The scientific journal Cell has published their results.
The human brain is build in such a way, that only necessary information is stored permanently -- the rest is forgotten over time. However, so far it was not clear if this process was active or passive. Scientists from the transfaculty research platform Molecular and Cognitive Neurosciences (MCN) at the University of Basel have now found a molecule that actively regulates memory loss. The so-called musashi protein is responsible for the structure and function of the synaptic connections of the brain, the place where information is communicated from one neuron to the next.

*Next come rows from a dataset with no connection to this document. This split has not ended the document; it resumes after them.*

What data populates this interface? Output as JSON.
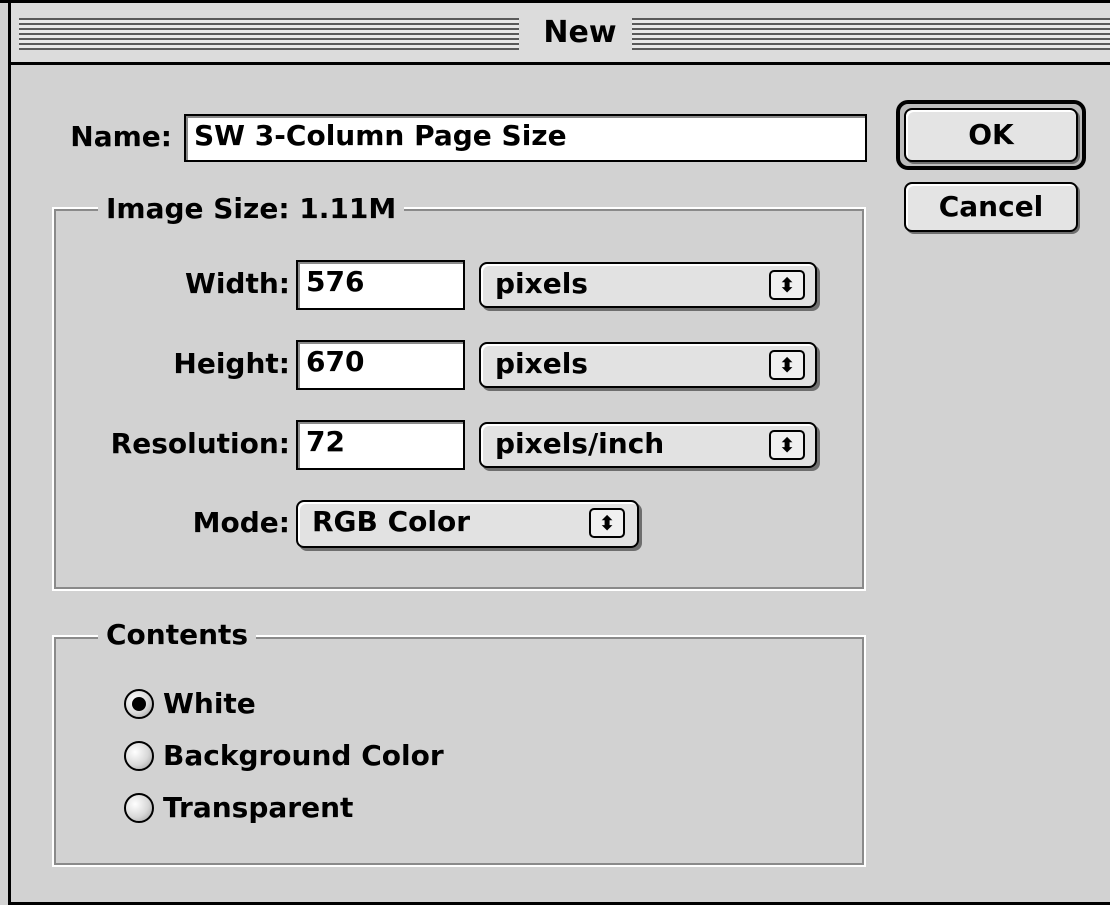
{
  "dialog": {
    "title": "New",
    "name_label": "Name:",
    "name_value": "SW 3-Column Page Size",
    "ok_label": "OK",
    "cancel_label": "Cancel"
  },
  "image_size": {
    "title": "Image Size:",
    "size_value": "1.11M",
    "width": {
      "label": "Width:",
      "value": "576",
      "unit": "pixels"
    },
    "height": {
      "label": "Height:",
      "value": "670",
      "unit": "pixels"
    },
    "resolution": {
      "label": "Resolution:",
      "value": "72",
      "unit": "pixels/inch"
    },
    "mode": {
      "label": "Mode:",
      "value": "RGB Color"
    }
  },
  "contents": {
    "title": "Contents",
    "options": [
      {
        "label": "White",
        "selected": true
      },
      {
        "label": "Background Color",
        "selected": false
      },
      {
        "label": "Transparent",
        "selected": false
      }
    ]
  },
  "icons": {
    "popup_arrows": "up-down-arrows-icon",
    "radio": "radio-button-icon"
  }
}
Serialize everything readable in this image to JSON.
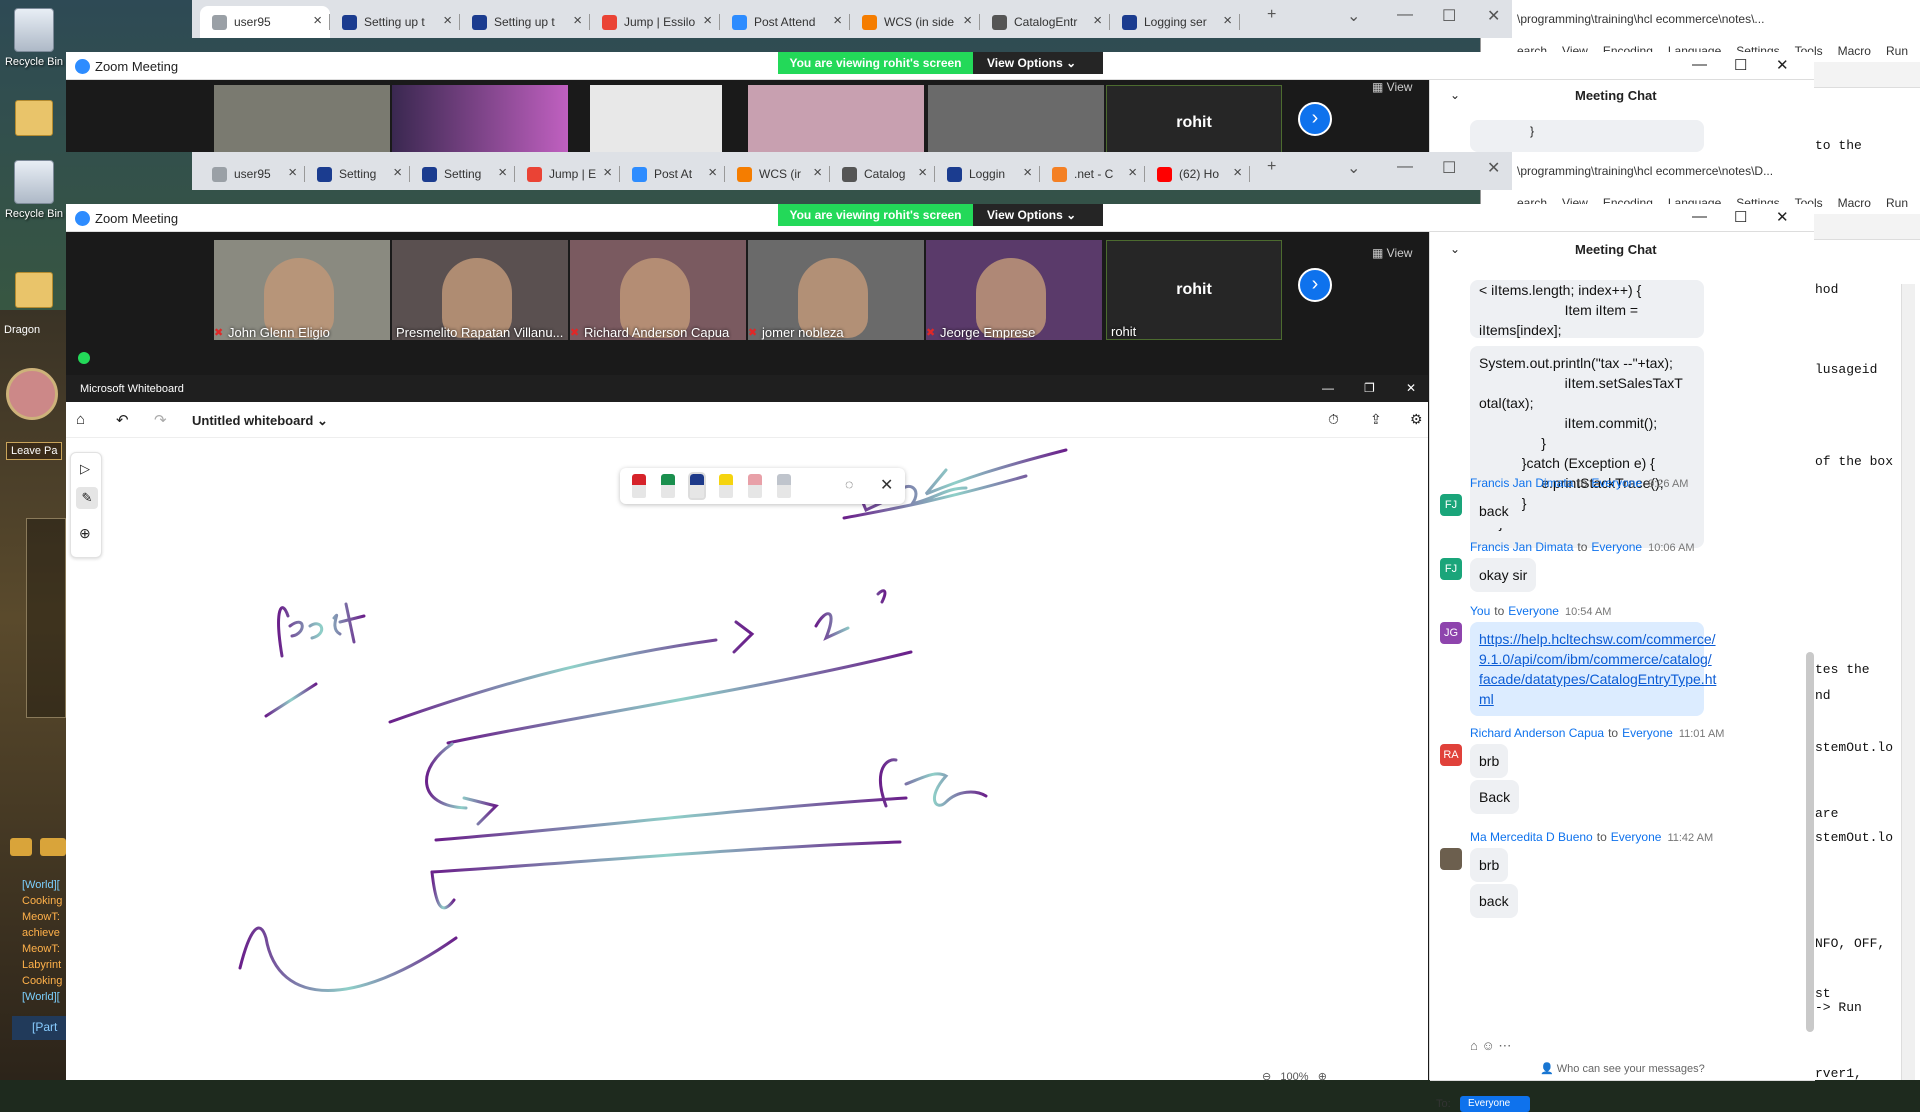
{
  "desktop": {
    "icons": [
      {
        "label": "Recycle Bin"
      },
      {
        "label": "Recycle Bin"
      },
      {
        "label": "Dragon"
      }
    ],
    "leave_label": "Leave Pa",
    "game_chat": [
      {
        "text": "[World][",
        "color": "blue"
      },
      {
        "text": "Cooking",
        "color": "orange"
      },
      {
        "text": "MeowT:",
        "color": "orange"
      },
      {
        "text": "achieve",
        "color": "orange"
      },
      {
        "text": "MeowT:",
        "color": "orange"
      },
      {
        "text": "Labyrint",
        "color": "orange"
      },
      {
        "text": "Cooking",
        "color": "orange"
      },
      {
        "text": "[World][",
        "color": "blue"
      }
    ],
    "party_label": "[Part"
  },
  "notepad": {
    "path_top": "\\programming\\training\\hcl ecommerce\\notes\\...",
    "path_bottom": "\\programming\\training\\hcl ecommerce\\notes\\D...",
    "menu": [
      "earch",
      "View",
      "Encoding",
      "Language",
      "Settings",
      "Tools",
      "Macro",
      "Run"
    ],
    "code_top": "to the",
    "code_lines": [
      "hod",
      "lusageid",
      "of the box",
      "tes the",
      "nd",
      "stemOut.lo",
      "are",
      "stemOut.lo",
      "NFO, OFF,",
      "st",
      " -> Run",
      "rver1,"
    ]
  },
  "chrome_top": {
    "tabs": [
      {
        "label": "user95",
        "fav": "#9aa0a6"
      },
      {
        "label": "Setting up t",
        "fav": "#1b3c8f"
      },
      {
        "label": "Setting up t",
        "fav": "#1b3c8f"
      },
      {
        "label": "Jump | Essilo",
        "fav": "#ea4335"
      },
      {
        "label": "Post Attend",
        "fav": "#2d8cff"
      },
      {
        "label": "WCS (in side",
        "fav": "#f57d00"
      },
      {
        "label": "CatalogEntr",
        "fav": "#555555"
      },
      {
        "label": "Logging ser",
        "fav": "#1b3c8f"
      }
    ]
  },
  "chrome_bottom": {
    "tabs": [
      {
        "label": "user95",
        "fav": "#9aa0a6"
      },
      {
        "label": "Setting",
        "fav": "#1b3c8f"
      },
      {
        "label": "Setting",
        "fav": "#1b3c8f"
      },
      {
        "label": "Jump | E",
        "fav": "#ea4335"
      },
      {
        "label": "Post At",
        "fav": "#2d8cff"
      },
      {
        "label": "WCS (ir",
        "fav": "#f57d00"
      },
      {
        "label": "Catalog",
        "fav": "#555555"
      },
      {
        "label": "Loggin",
        "fav": "#1b3c8f"
      },
      {
        "label": ".net - C",
        "fav": "#f48024"
      },
      {
        "label": "(62) Ho",
        "fav": "#ff0000"
      }
    ]
  },
  "zoom": {
    "title": "Zoom Meeting",
    "viewing_banner": "You are viewing rohit's screen",
    "view_options": "View Options",
    "view_label": "View",
    "participants": [
      {
        "name": "John Glenn Eligio",
        "muted": true,
        "bg": "#8a8a80"
      },
      {
        "name": "Presmelito Rapatan Villanu...",
        "muted": false,
        "bg": "#5a5050"
      },
      {
        "name": "Richard Anderson Capua",
        "muted": true,
        "bg": "#7a5a60"
      },
      {
        "name": "jomer nobleza",
        "muted": true,
        "bg": "#6a6a6a"
      },
      {
        "name": "Jeorge Emprese",
        "muted": true,
        "bg": "#5a3a6a"
      },
      {
        "name": "rohit",
        "muted": false,
        "bg": "#262626"
      }
    ],
    "active_speaker": "rohit"
  },
  "chat": {
    "title": "Meeting Chat",
    "code_snippet": [
      "< iItems.length; index++) {",
      "                      Item iItem =",
      "iItems[index];",
      "",
      "System.out.println(\"tax --\"+tax);",
      "                      iItem.setSalesTaxT",
      "otal(tax);",
      "                      iItem.commit();",
      "                }",
      "           }catch (Exception e) {",
      "                e.printStackTrace();",
      "           }",
      "     }"
    ],
    "top_snippet_brace": "}",
    "messages": [
      {
        "initials": "FJ",
        "color": "#1aa57a",
        "from": "Francis Jan Dimata",
        "to_word": "to",
        "to": "Everyone",
        "time": "9:26 AM",
        "texts": [
          "back"
        ]
      },
      {
        "initials": "FJ",
        "color": "#1aa57a",
        "from": "Francis Jan Dimata",
        "to_word": "to",
        "to": "Everyone",
        "time": "10:06 AM",
        "texts": [
          "okay sir"
        ]
      },
      {
        "initials": "JG",
        "color": "#8e44ad",
        "from": "You",
        "to_word": "to",
        "to": "Everyone",
        "time": "10:54 AM",
        "link": [
          "https://help.hcltechsw.com/commerce/",
          "9.1.0/api/com/ibm/commerce/catalog/",
          "facade/datatypes/CatalogEntryType.ht",
          "ml"
        ]
      },
      {
        "initials": "RA",
        "color": "#e0413a",
        "from": "Richard Anderson Capua",
        "to_word": "to",
        "to": "Everyone",
        "time": "11:01 AM",
        "texts": [
          "brb",
          "Back"
        ]
      },
      {
        "initials": "",
        "color": "#6c5f4e",
        "from": "Ma Mercedita D Bueno",
        "to_word": "to",
        "to": "Everyone",
        "time": "11:42 AM",
        "texts": [
          "brb",
          "back"
        ]
      }
    ],
    "who_can_see": "Who can see your messages?",
    "to_label": "To:",
    "to_target": "Everyone"
  },
  "whiteboard": {
    "app_title": "Microsoft Whiteboard",
    "board_title": "Untitled whiteboard",
    "zoom_level": "100%",
    "pen_colors": [
      "#d6232a",
      "#1a8f4e",
      "#1e3a8a",
      "#f5d40f",
      "#e8a0a8",
      "#bfc4cc"
    ],
    "word_post": "Post",
    "word_ce": "Ce"
  }
}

Using olfactory conditioning, the researchers Attila Stetak and Nils Hadziselimovic first studied the learning abilities of genetically modified ringworms (C. elegans) that were lacking the musashi protein. The experiments showed that the worms exhibited the same learning skills as unmodified animals. However, with extended duration of the experiment, the scientists discovered that the mutants were able to remember the new information much better. In other words: The genetically modified worms lacking the musashi protein were less forgetful.
Forgetting is no coincidence
Further experiments showed that the protein inhibits the synthesis of molecules responsible for the stabilization of synaptic connections. This stabilization seems to play an important role in the process of learning and forgetting. The researchers identified two parallel mechanisms: One the one hand, the protein adducin stimulates the growth of synapses and therefore also helps to retain memory; on the other hand, the musashi protein actively inhibits the stabilization of these synapses and thus facilitates memory loss. Therefore, it is the balance between these two proteins that is crucial for the retention of memories.
Forgetting is thus not a passive but rather an active process and a disruption of this process may result in serious mental disorders. The musashi protein also has interesting implications for the development of drugs trying to prevent abnormal memory loss that occurs in diseases such as Alzheimer's. Further studies on the therapeutic possibilities of this discovery will be done.